Yesterday afternoon Harry Spence, the Court Administrator of the Massachusetts Trial Court, visited Lowell tour the Superior and District Court. He was accompanied by State Senator Eileen Donoghue and State Representatives Tom Golden, Kevin Murphy and Dave Nangle. I joined them during the visit to Superior Court which also houses the Middlesex North Registry of Deeds.
While Spence lamented the relative state of disrepair of the entire building (while acknowledging its stunning interior architecture), he seemed mostly concerned with the day-to-day safety of the Probation Office which is located on the third floor of the front part of the building. The office has only one means of egress, a narrow iron stairway, and is not accessible to people with mobility limitations.
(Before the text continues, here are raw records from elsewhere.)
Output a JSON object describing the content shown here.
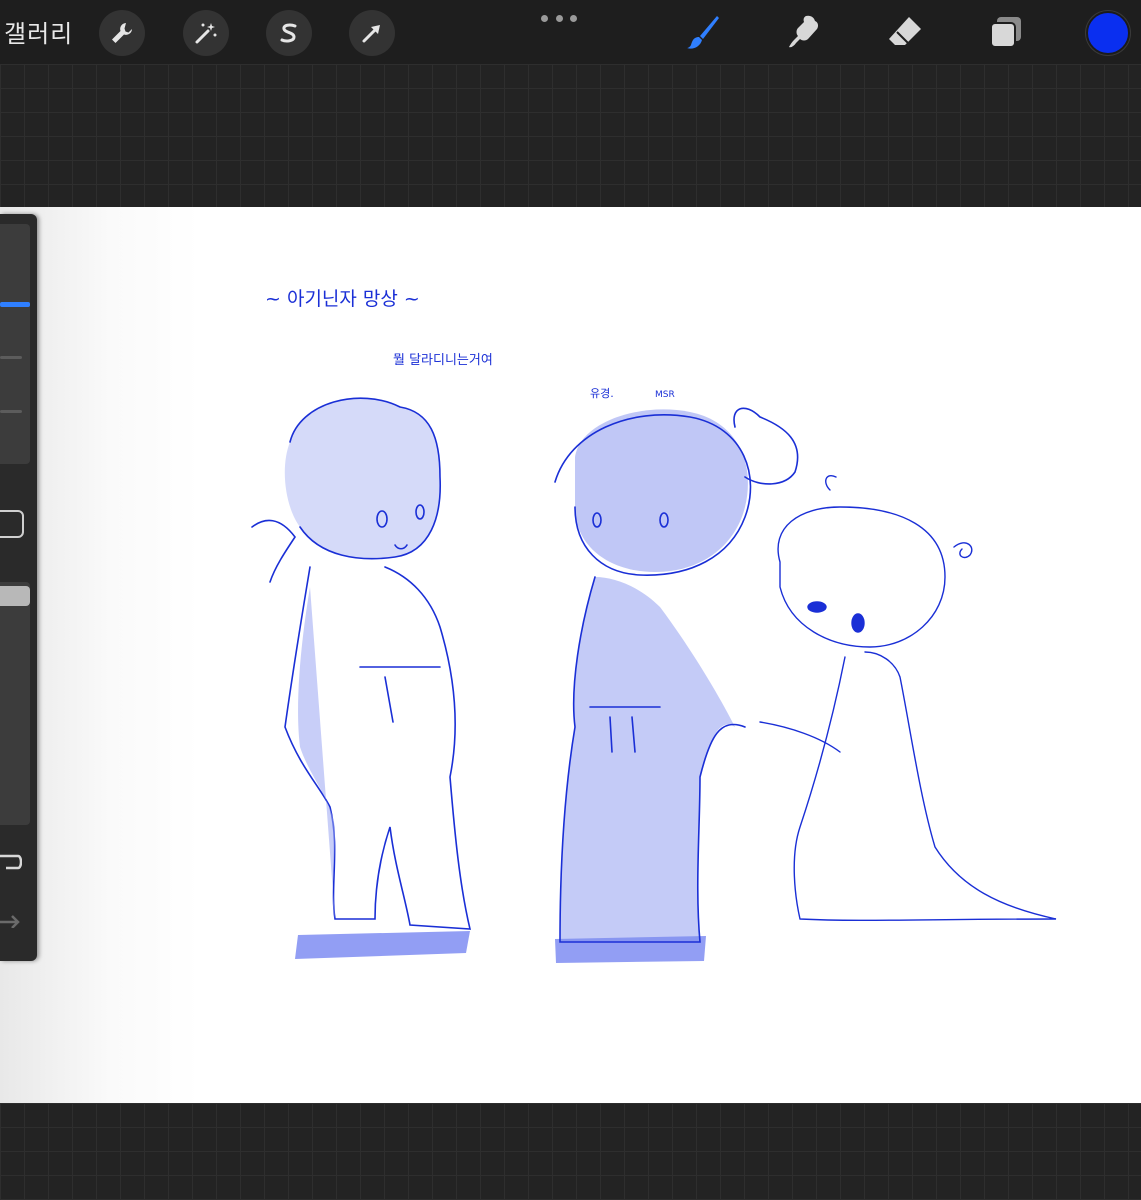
{
  "toolbar": {
    "gallery_label": "갤러리",
    "left_tools": [
      {
        "icon": "wrench-icon"
      },
      {
        "icon": "magic-wand-icon"
      },
      {
        "icon": "selection-icon"
      },
      {
        "icon": "transform-arrow-icon"
      }
    ],
    "more_icon": "more-dots-icon",
    "right_tools": [
      {
        "icon": "brush-icon",
        "active": true
      },
      {
        "icon": "smudge-icon"
      },
      {
        "icon": "eraser-icon"
      },
      {
        "icon": "layers-icon"
      }
    ],
    "current_color": "#0a2ff0"
  },
  "colors": {
    "active_tool": "#2f7fff",
    "ink": "#1a2fd6"
  },
  "canvas": {
    "title_text": "~ 아기닌자 망상 ~",
    "caption_1": "뭘 달라디니는거여",
    "caption_2": "유경.",
    "caption_3": "MSR"
  },
  "sidebar": {
    "undo_icon": "undo-icon",
    "redo_icon": "redo-icon",
    "modify_icon": "modify-square-icon"
  }
}
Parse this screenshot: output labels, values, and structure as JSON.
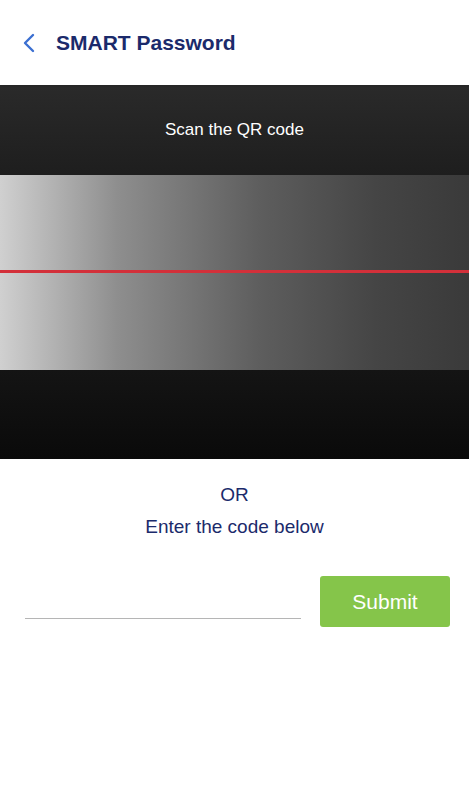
{
  "header": {
    "title": "SMART Password"
  },
  "scanner": {
    "prompt": "Scan the QR code"
  },
  "divider": "OR",
  "code_entry": {
    "label": "Enter the code below",
    "value": "",
    "button": "Submit"
  }
}
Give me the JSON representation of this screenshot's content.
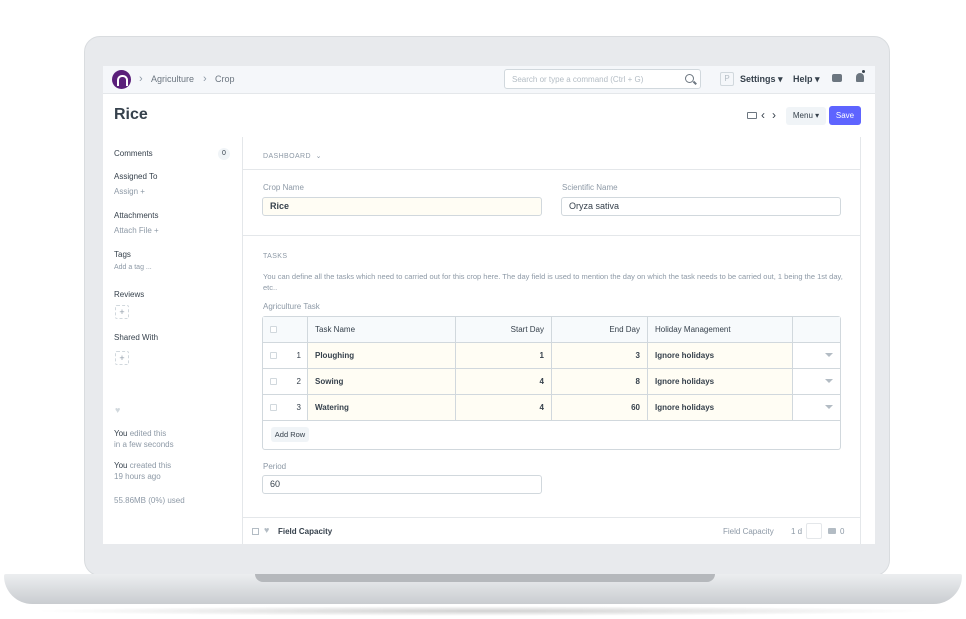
{
  "navbar": {
    "breadcrumbs": [
      "Agriculture",
      "Crop"
    ],
    "search_placeholder": "Search or type a command (Ctrl + G)",
    "p_badge": "P",
    "settings_label": "Settings ▾",
    "help_label": "Help ▾"
  },
  "page": {
    "title": "Rice",
    "prev_glyph": "‹",
    "next_glyph": "›",
    "menu_label": "Menu ▾",
    "save_label": "Save"
  },
  "sidebar": {
    "comments_label": "Comments",
    "comments_count": "0",
    "assigned_to_label": "Assigned To",
    "assign_link": "Assign +",
    "attachments_label": "Attachments",
    "attach_link": "Attach File +",
    "tags_label": "Tags",
    "add_tag_link": "Add a tag ...",
    "reviews_label": "Reviews",
    "shared_with_label": "Shared With",
    "plus": "+",
    "edited_user": "You",
    "edited_text": "edited this",
    "edited_time": "in a few seconds",
    "created_user": "You",
    "created_text": "created this",
    "created_time": "19 hours ago",
    "usage": "55.86MB (0%) used"
  },
  "form": {
    "dashboard_label": "DASHBOARD",
    "crop_name_label": "Crop Name",
    "crop_name_value": "Rice",
    "scientific_name_label": "Scientific Name",
    "scientific_name_value": "Oryza sativa",
    "tasks_section_label": "TASKS",
    "tasks_description": "You can define all the tasks which need to carried out for this crop here. The day field is used to mention the day on which the task needs to be carried out, 1 being the 1st day, etc..",
    "agriculture_task_label": "Agriculture Task",
    "grid_headers": {
      "task_name": "Task Name",
      "start_day": "Start Day",
      "end_day": "End Day",
      "holiday": "Holiday Management"
    },
    "rows": [
      {
        "idx": "1",
        "task": "Ploughing",
        "start": "1",
        "end": "3",
        "holiday": "Ignore holidays"
      },
      {
        "idx": "2",
        "task": "Sowing",
        "start": "4",
        "end": "8",
        "holiday": "Ignore holidays"
      },
      {
        "idx": "3",
        "task": "Watering",
        "start": "4",
        "end": "60",
        "holiday": "Ignore holidays"
      }
    ],
    "add_row_label": "Add Row",
    "period_label": "Period",
    "period_value": "60"
  },
  "bottom_bar": {
    "title": "Field Capacity",
    "right_label": "Field Capacity",
    "duration": "1 d",
    "comment_count": "0"
  }
}
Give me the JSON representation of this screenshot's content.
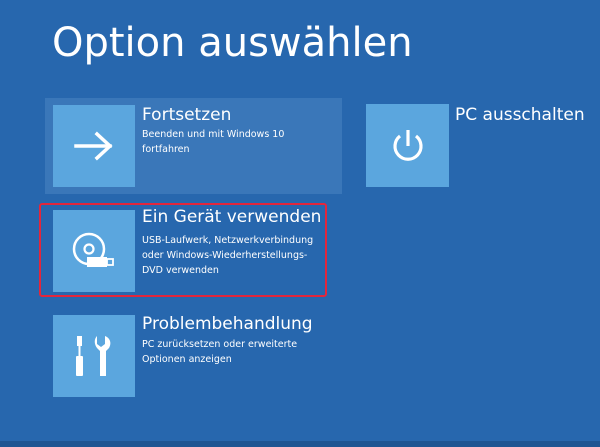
{
  "header": {
    "title": "Option auswählen"
  },
  "options": {
    "continue": {
      "title": "Fortsetzen",
      "desc_line1": "Beenden und mit Windows 10",
      "desc_line2": "fortfahren",
      "icon": "arrow-right-icon"
    },
    "shutdown": {
      "title": "PC ausschalten",
      "icon": "power-icon"
    },
    "use_device": {
      "title": "Ein Gerät verwenden",
      "desc_line1": "USB-Laufwerk, Netzwerkverbindung",
      "desc_line2": "oder Windows-Wiederherstellungs-",
      "desc_line3": "DVD verwenden",
      "icon": "disc-drive-icon"
    },
    "troubleshoot": {
      "title": "Problembehandlung",
      "desc_line1": "PC zurücksetzen oder erweiterte",
      "desc_line2": "Optionen anzeigen",
      "icon": "tools-icon"
    }
  },
  "colors": {
    "background": "#2767ae",
    "tile": "#5ba6de",
    "hover_panel": "#3a77b9",
    "highlight_border": "#e3263c"
  }
}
In case of a fire that blocked that stairway, the Probation Department has a chain-link emergency ladder that can be tossed over the balcony, but such a method of escape is filled with its own risks.
Spence and the city's state house delegation hope to convince Governor Patrick to include money in the next capital plan for the new judicial center which is to be constructed on a vacant site alongside the Lord Overpass. The city has long hoped that the judicial center would serve as an anchor of the Hamilton Canal redevelopment project. Fortunately, other aspects of that project are proceeding at their own pace.
Initially the judicial center was to be built by 2012 but its timetable has been continuously slid back so that now the earliest it could be operational would be in 2017.